We study sharp peaks in the conductance-voltage characteristics of a double quantum dot and a quantum dot spin valve that are located around zero bias. The peaks share similarities with a Kondo peak but can be clearly distinguished, in particular as they occur at high temperatures. The underlying physical mechanism is a strong current suppression that is quenched in bias-voltage dependent ways by exchange interactions. Our theoretical results are based on the quantum master equation methodology, including the Born-Markov approximation and a numerically exact, hierarchical scheme, which we extend here to the spin-valve case. The comparison of exact and approximate results allows us to reveal the underlying physical mechanisms, the role of first-, second- and beyond-second-order processes and the robustness of the effect.

Figure 1

Left panel: Scheme of a typical conductance map, where the conductance is plotted as a function of both bias and gate voltage. The red diagonals are associated with tunneling through the single-particle levels ${\epsilon }_m$ and ${\epsilon }_m+U$. The blue line depicts a zero-bias peak. It occurs for gate voltages ${\mathrm{\Phi }}_{\text{gate}}$ where the impurity or quantum dot system is populated by an odd number of electrons on average. The dashed black line indicates the position of the conductance-voltage characteristics depicted in Fig. 3. Middle panel: Double quantum dot (DQD) where dot $a$ is coupled to the left (L) and dot $b$ to the right electrode (R). Right panel: Quantum dot spin valve (SV) with noncollinearly polarized electrodes. The angle between the polarization vectors is denoted by $\alpha$.

Figure 2

Conductance maps for symmetric coupling to electrodes, ${\mathrm{\Gamma }}_{\text{L}}={\mathrm{\Gamma }}_{\text{R}}=\mathrm{\Gamma }$. The left and right panels refer to the DQD and SV case, respectively. The upper panels are computed with $U=50\mathrm{\Gamma }$; the lower panels with $U=8\mathrm{\Gamma }$. For even lower $U$, the maps are similar to the one on the lower left side.

Figure 3

Conductance-voltage characteristics of the DQD with $U=50\mathrm{\Gamma }$ and ${\epsilon }_m=-0.3U$ (left panel) and the SV with $U=8\mathrm{\Gamma }$ and ${\epsilon }_m=-U/4$ (right panel).

Figure 4

Difference of the interaction-induced renormalizations ${\mathrm{\Delta }}_a-{\mathrm{\Delta }}_b$ [cf.
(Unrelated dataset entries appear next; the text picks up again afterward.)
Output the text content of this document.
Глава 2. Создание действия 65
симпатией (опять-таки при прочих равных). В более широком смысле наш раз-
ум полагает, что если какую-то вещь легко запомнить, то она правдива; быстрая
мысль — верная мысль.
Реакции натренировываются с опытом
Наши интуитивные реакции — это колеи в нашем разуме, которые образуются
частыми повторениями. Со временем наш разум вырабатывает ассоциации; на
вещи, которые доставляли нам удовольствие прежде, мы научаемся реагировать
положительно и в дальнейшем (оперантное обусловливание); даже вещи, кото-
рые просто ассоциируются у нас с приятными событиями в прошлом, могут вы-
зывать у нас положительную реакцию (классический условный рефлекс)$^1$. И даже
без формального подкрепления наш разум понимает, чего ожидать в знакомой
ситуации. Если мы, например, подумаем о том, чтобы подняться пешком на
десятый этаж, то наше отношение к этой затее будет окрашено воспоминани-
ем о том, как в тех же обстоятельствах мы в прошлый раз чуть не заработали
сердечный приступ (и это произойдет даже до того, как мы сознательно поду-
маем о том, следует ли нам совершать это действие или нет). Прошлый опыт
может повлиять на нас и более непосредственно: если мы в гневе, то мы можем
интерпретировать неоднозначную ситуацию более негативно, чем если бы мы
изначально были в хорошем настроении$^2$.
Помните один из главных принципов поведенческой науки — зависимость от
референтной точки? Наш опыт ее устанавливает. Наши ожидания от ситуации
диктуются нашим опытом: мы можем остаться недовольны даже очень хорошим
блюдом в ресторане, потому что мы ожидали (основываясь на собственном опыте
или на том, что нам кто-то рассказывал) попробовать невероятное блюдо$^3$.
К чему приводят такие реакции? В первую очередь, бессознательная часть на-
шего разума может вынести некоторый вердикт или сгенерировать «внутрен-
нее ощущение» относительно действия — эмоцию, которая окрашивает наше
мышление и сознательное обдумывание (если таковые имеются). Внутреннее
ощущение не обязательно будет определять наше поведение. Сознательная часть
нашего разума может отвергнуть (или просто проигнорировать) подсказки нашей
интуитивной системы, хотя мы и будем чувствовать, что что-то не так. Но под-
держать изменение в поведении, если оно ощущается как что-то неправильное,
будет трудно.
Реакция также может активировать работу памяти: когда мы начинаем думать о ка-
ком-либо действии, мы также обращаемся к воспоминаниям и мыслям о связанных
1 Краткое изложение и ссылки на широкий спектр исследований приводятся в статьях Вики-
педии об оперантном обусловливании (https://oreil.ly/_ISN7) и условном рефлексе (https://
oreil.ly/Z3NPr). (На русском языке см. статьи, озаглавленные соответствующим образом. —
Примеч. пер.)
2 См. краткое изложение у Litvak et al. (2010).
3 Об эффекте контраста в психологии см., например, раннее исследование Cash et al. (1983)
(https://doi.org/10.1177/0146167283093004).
Eq. (4)]. The red dashed lines mark the narrow range of voltages where $|{\mathrm{\Delta }}_a-{\mathrm{\Delta }}_b|<t_{\text{hopp}}$.

Figure 5

Zero-bias conductance of the DQD with $U=50\mathrm{\Gamma }$ and ${\epsilon }_m=-0.3U$ (left panel) and the SV with $U=8\mathrm{\Gamma }$ and ${\epsilon }_m=-U/4$ (right panel) as a function of temperature $T$.

Figure 6

Conductance-voltage characteristics of the DQD with $U=50\mathrm{\Gamma }$ and ${\epsilon }_m=-0.3U$ (left panel) and the SV with $U=8\mathrm{\Gamma }$ and ${\epsilon }_m=-U/4$ (right panel) for an asymmetric coupling to the electrodes, ${\mathrm{\Gamma }}_{\text{L}}=\mathrm{\Gamma }=4{\mathrm{\Gamma }}_{\text{R}}$.